Au Soudan du Sud, plusieurs partenaires occidentaux expriment leur inquiétude face aux tensions politiques croissantes autour de l’accord de paix signé en 2018 entre le président Salva Kiir et son rival historique, le vice-président Riek Machar. Dans un communiqué publié le 20 mai, 19 représentations diplomatiques, dont celles de l’Union européenne, des États-Unis et du Royaume-Uni, mettent en garde contre toute modification « unilatérale » de cet accord censé mettre fin à la guerre civile déclenchée en 2013.

Les diplomates appellent à une « reprise immédiate du dialogue » entre les différentes parties signataires et estiment qu’une révision imposée sans consensus risque de fragiliser davantage la stabilité du pays. Selon eux, toute modification unilatérale « est contraire à la lettre et à l’esprit de l’accord » et pourrait compromettre les efforts de paix engagés depuis plusieurs années. Au cœur des tensions figurent des amendements proposés par le camp présidentiel à l’Assemblée nationale. Ces modifications visent notamment à permettre l’organisation des élections prévues en décembre 2026 sans avoir achevé certaines étapes clés de la transition politique, comme la rédaction d’une Constitution permanente ou le recensement national de la population.

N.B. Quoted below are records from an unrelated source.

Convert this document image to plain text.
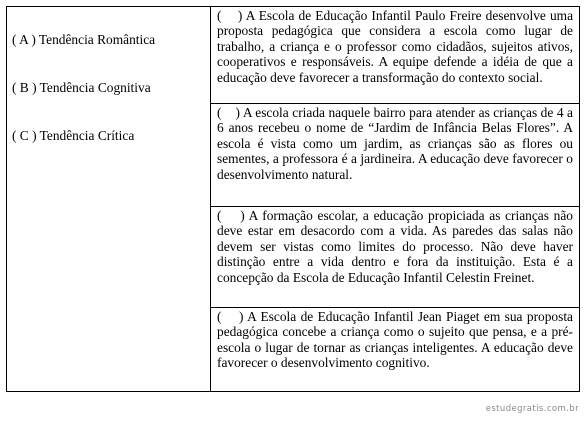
( A ) Tendência Romântica
( B ) Tendência Cognitiva
( C ) Tendência Crítica

(    ) A Escola de Educação Infantil Paulo Freire desenvolve uma proposta pedagógica que considera a escola como lugar de trabalho, a criança e o professor como cidadãos, sujeitos ativos, cooperativos e responsáveis. A equipe defende a idéia de que a educação deve favorecer a transformação do contexto social.

(    ) A escola criada naquele bairro para atender as crianças de 4 a 6 anos recebeu o nome de “Jardim de Infância Belas Flores”. A escola é vista como um jardim, as crianças são as flores ou sementes, a professora é a jardineira. A educação deve favorecer o desenvolvimento natural.

(    ) A formação escolar, a educação propiciada as crianças não deve estar em desacordo com a vida. As paredes das salas não devem ser vistas como limites do processo. Não deve haver distinção entre a vida dentro e fora da instituição. Esta é a concepção da Escola de Educação Infantil Celestin Freinet.

(    ) A Escola de Educação Infantil Jean Piaget em sua proposta pedagógica concebe a criança como o sujeito que pensa, e a pré-escola o lugar de tornar as crianças inteligentes. A educação deve favorecer o desenvolvimento cognitivo.
estudegratis.com.br
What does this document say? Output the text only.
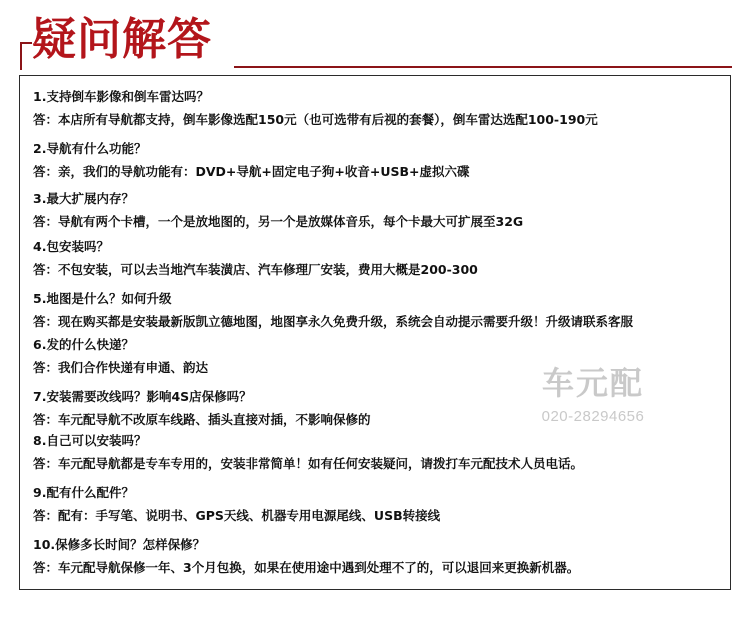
疑问解答
1.支持倒车影像和倒车雷达吗？
答：本店所有导航都支持，倒车影像选配150元（也可选带有后视的套餐），倒车雷达选配100-190元
2.导航有什么功能？
答：亲，我们的导航功能有：DVD+导航+固定电子狗+收音+USB+虚拟六碟
3.最大扩展内存？
答：导航有两个卡槽，一个是放地图的，另一个是放媒体音乐，每个卡最大可扩展至32G
4.包安装吗？
答：不包安装，可以去当地汽车装潢店、汽车修理厂安装，费用大概是200-300
5.地图是什么？如何升级
答：现在购买都是安装最新版凯立德地图，地图享永久免费升级，系统会自动提示需要升级！升级请联系客服
6.发的什么快递？
答：我们合作快递有申通、韵达
7.安装需要改线吗？影响4S店保修吗？
答：车元配导航不改原车线路、插头直接对插，不影响保修的
8.自己可以安装吗？
答：车元配导航都是专车专用的，安装非常简单！如有任何安装疑问，请拨打车元配技术人员电话。
9.配有什么配件？
答：配有：手写笔、说明书、GPS天线、机器专用电源尾线、USB转接线
10.保修多长时间？怎样保修？
答：车元配导航保修一年、3个月包换，如果在使用途中遇到处理不了的，可以退回来更换新机器。
车元配
020-28294656
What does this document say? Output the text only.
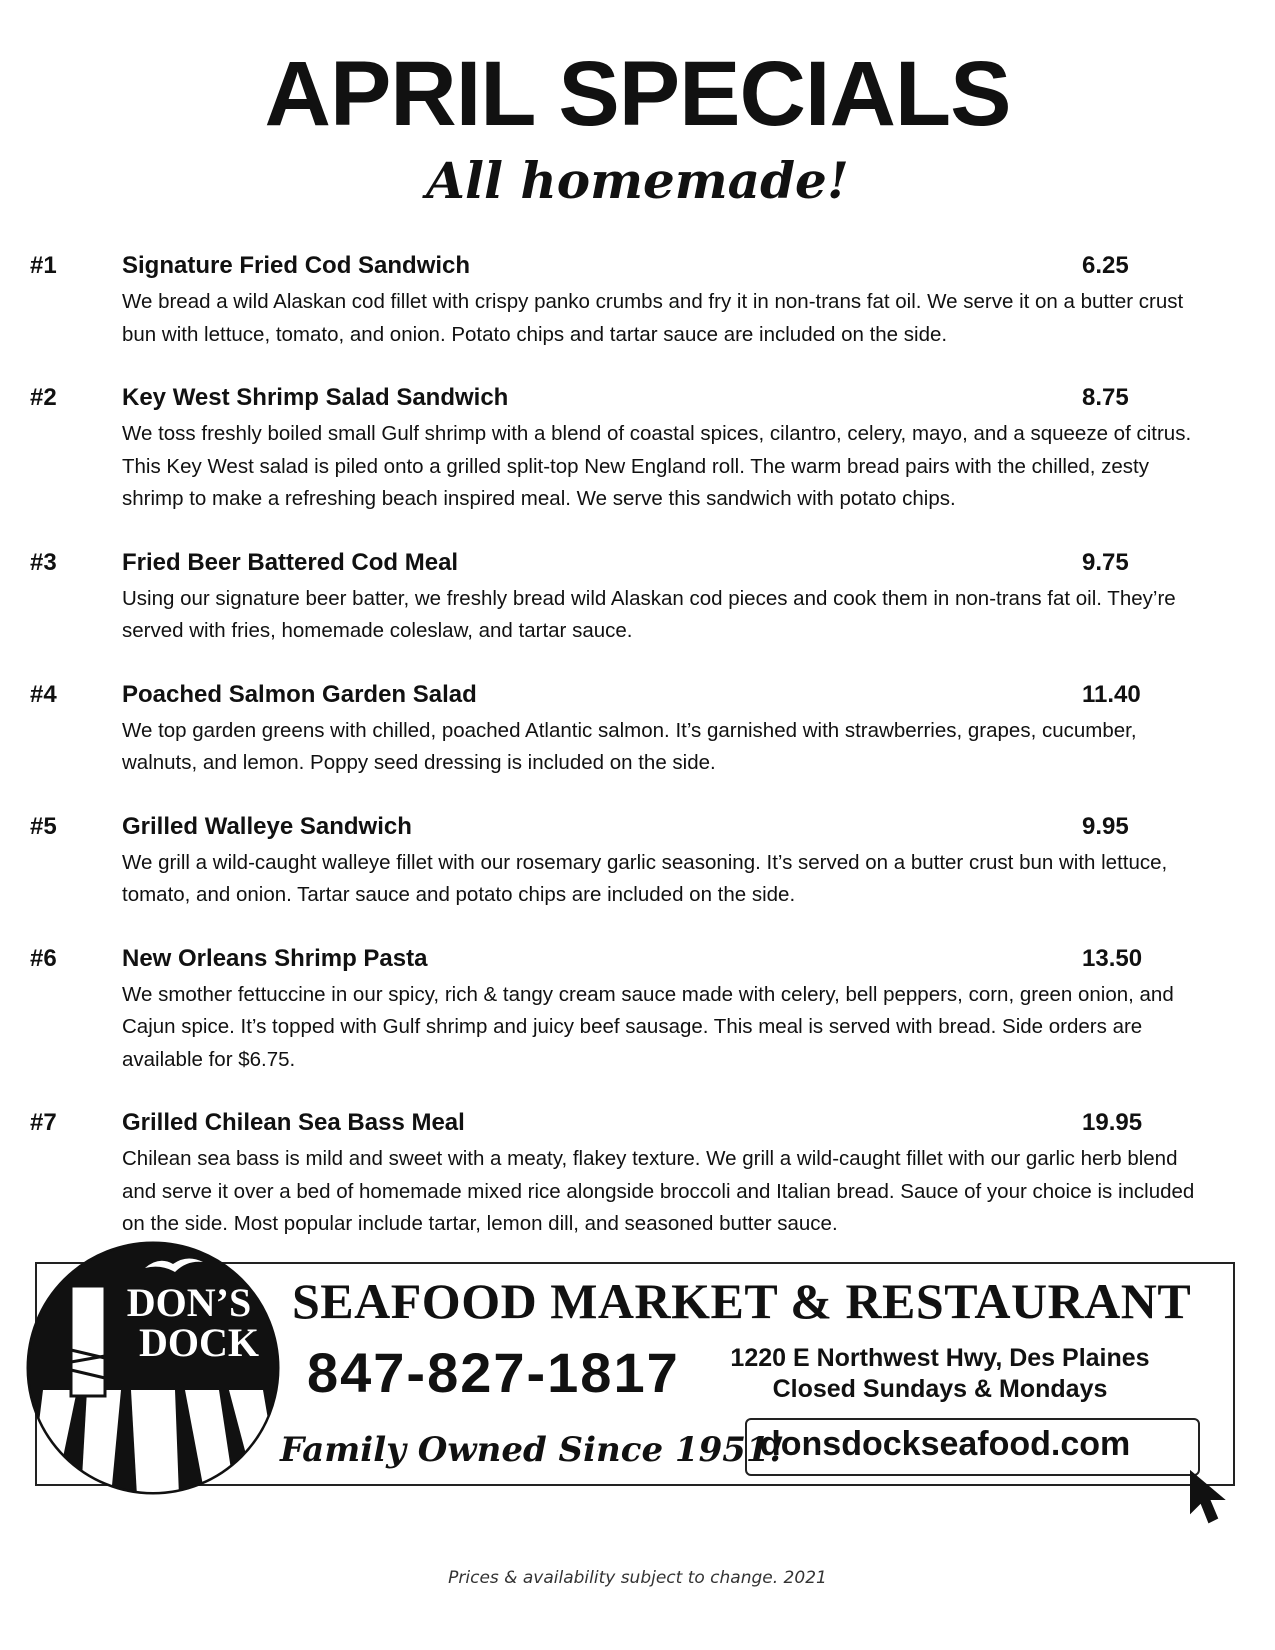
APRIL SPECIALS
All homemade!
#1	Signature Fried Cod Sandwich	6.25
We bread a wild Alaskan cod fillet with crispy panko crumbs and fry it in non-trans fat oil. We serve it on a butter crust bun with lettuce, tomato, and onion. Potato chips and tartar sauce are included on the side.
#2	Key West Shrimp Salad Sandwich	8.75
We toss freshly boiled small Gulf shrimp with a blend of coastal spices, cilantro, celery, mayo, and a squeeze of citrus. This Key West salad is piled onto a grilled split-top New England roll. The warm bread pairs with the chilled, zesty shrimp to make a refreshing beach inspired meal. We serve this sandwich with potato chips.
#3	Fried Beer Battered Cod Meal	9.75
Using our signature beer batter, we freshly bread wild Alaskan cod pieces and cook them in non-trans fat oil. They’re served with fries, homemade coleslaw, and tartar sauce.
#4	Poached Salmon Garden Salad	11.40
We top garden greens with chilled, poached Atlantic salmon. It’s garnished with strawberries, grapes, cucumber, walnuts, and lemon. Poppy seed dressing is included on the side.
#5	Grilled Walleye Sandwich	9.95
We grill a wild-caught walleye fillet with our rosemary garlic seasoning. It’s served on a butter crust bun with lettuce, tomato, and onion. Tartar sauce and potato chips are included on the side.
#6	New Orleans Shrimp Pasta	13.50
We smother fettuccine in our spicy, rich & tangy cream sauce made with celery, bell peppers, corn, green onion, and Cajun spice. It’s topped with Gulf shrimp and juicy beef sausage. This meal is served with bread. Side orders are available for $6.75.
#7	Grilled Chilean Sea Bass Meal	19.95
Chilean sea bass is mild and sweet with a meaty, flakey texture. We grill a wild-caught fillet with our garlic herb blend and serve it over a bed of homemade mixed rice alongside broccoli and Italian bread. Sauce of your choice is included on the side. Most popular include tartar, lemon dill, and seasoned butter sauce.
DON’S
DOCK
SEAFOOD MARKET & RESTAURANT
847-827-1817	1220 E Northwest Hwy, Des Plaines
Closed Sundays & Mondays
Family Owned Since 1951!
donsdockseafood.com
Prices & availability subject to change. 2021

Le projet prévoit également de supprimer la suprématie juridique de l’accord de paix sur les autres textes législatifs, une mesure fortement critiquée par l’opposition ainsi que par plusieurs observateurs régionaux et internationaux. Pour ces derniers, une telle décision pourrait affaiblir les garanties politiques et institutionnelles établies après des années de conflit.
La situation politique reste particulièrement tendue à Juba. Riek Machar demeure détenu dans la capitale, tandis que les affrontements armés ont repris dans certaines régions du pays, alimentant les craintes d’une nouvelle dégradation sécuritaire. Les tensions se sont accentuées après le limogeage, le 15 mai, de 47 députés affiliés au parti de Riek Machar. Ces parlementaires avaient quitté leurs sièges quelques jours plus tôt pour protester contre les amendements proposés par le pouvoir. Mercredi, la Commission chargée de surveiller l’application de l’accord de paix a rappelé que toute réforme devait « préserver l’intégrité, la légalité et la continuité » du texte signé en 2018. Alors que les reports successifs des élections alimentent la méfiance de la population et de la communauté internationale, plusieurs observateurs craignent qu’une remise en cause de l’accord de paix ne plonge à nouveau le plus jeune État du monde dans une instabilité majeure.